Enfin, nous proposerons à la Commission de lier l'approfondissement des relations commerciales bilatérales de l'Union européenne à une exigence forte en matière de développement durable. La démarche s'inscrit dans la continuité de propositions bien connues émises par la France sur ce sujet. Elles ont été formulées dans le sillage du plan d'action CETA et du « non-papier » franco-néerlandais de mai 2020. En tant que premier marché mondial, l'Union européenne dispose d'un véritable levier de puissance. Elle doit davantage l'utiliser pour promouvoir ses valeurs, ses ambitions sur le plan climatique, environnemental et social, qui constituent les biens publics mondiaux. Telle est l'ambition affichée par le pacte vert européen en décembre dernier.

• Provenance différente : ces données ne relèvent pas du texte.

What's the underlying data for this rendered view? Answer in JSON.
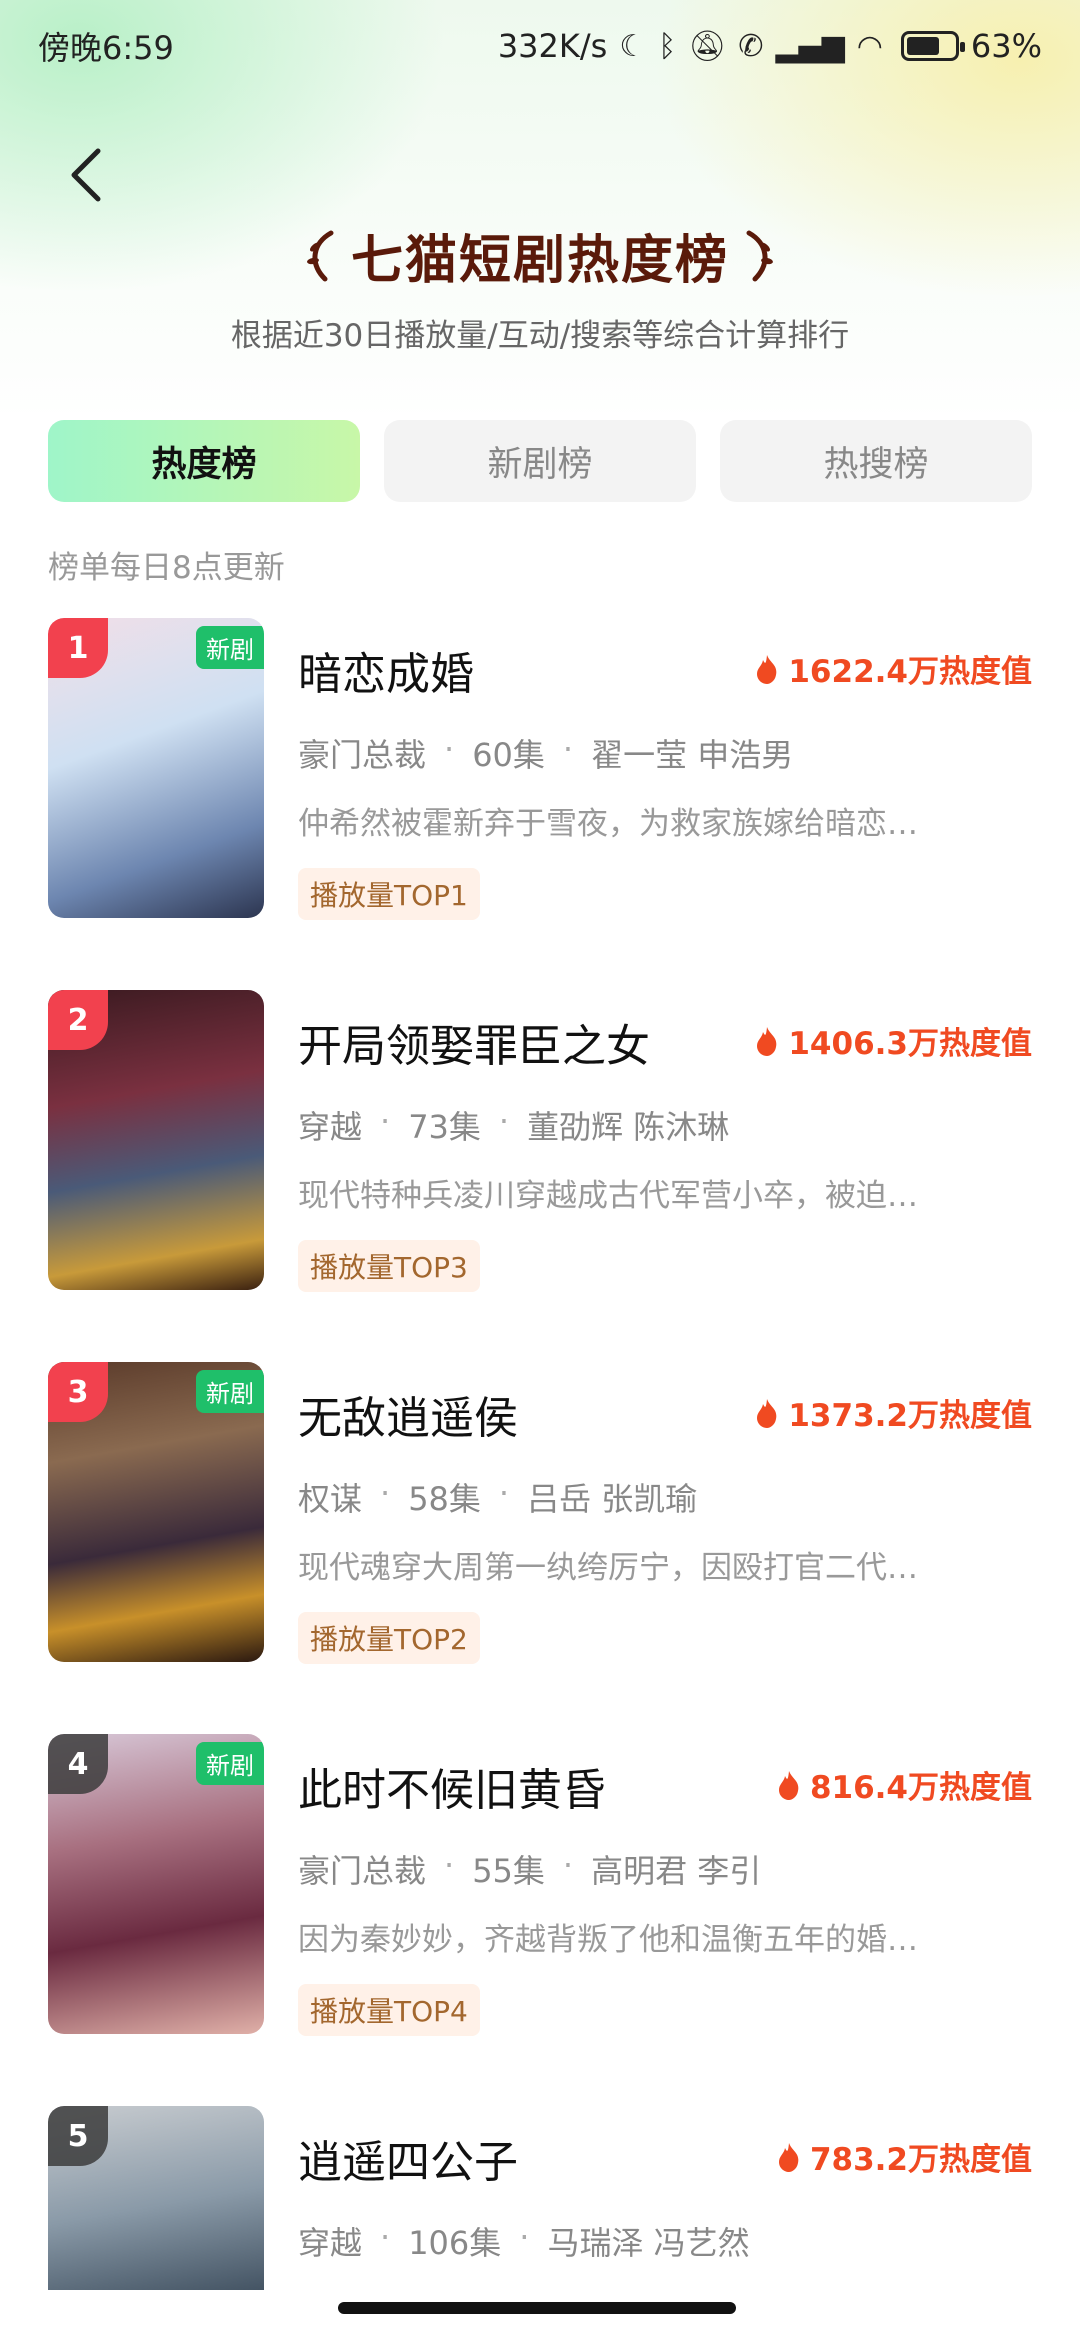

Conformément aux conclusions de la convention citoyenne sur le climat, nous insisterons notamment pour que le respect de l'accord de Paris figure au rang de clause essentielle des activités de l'Union européenne. Nous défendrons également la mise en œuvre des engagements de développement durable prévus dans nos accords. Elle reposera en particulier sur l'inclusion de conditionnalités tarifaires ciblées et sur le renforcement de leur applicabilité. Le problème est toujours le même : il est bon de compter des critères et des clauses dans un accord, mais encore faut-il qu'ils soient appliqués.
Nous souhaitons en outre améliorer la politique de transparence en associant mieux la société civile. Grâce au comité de suivi de la politique commerciale, nous attendons de la Commission qu'elle intensifie ses efforts en ce sens, par exemple en associant plus tôt la société civile dans l'élaboration des positions de négociations. Nous encourageons également la Commission à enrichir les études d'impact des accords commerciaux, notamment sur leurs volets régional, sectoriel et environnemental. Des travaux ont été initiés au niveau européen sur la conduite responsable des entreprises afin de renforcer et d'harmoniser les règles qui feront du commerce un plus juste échange. Voilà, mesdames et messieurs les députés, ce que je souhaitais vous dire en introduction.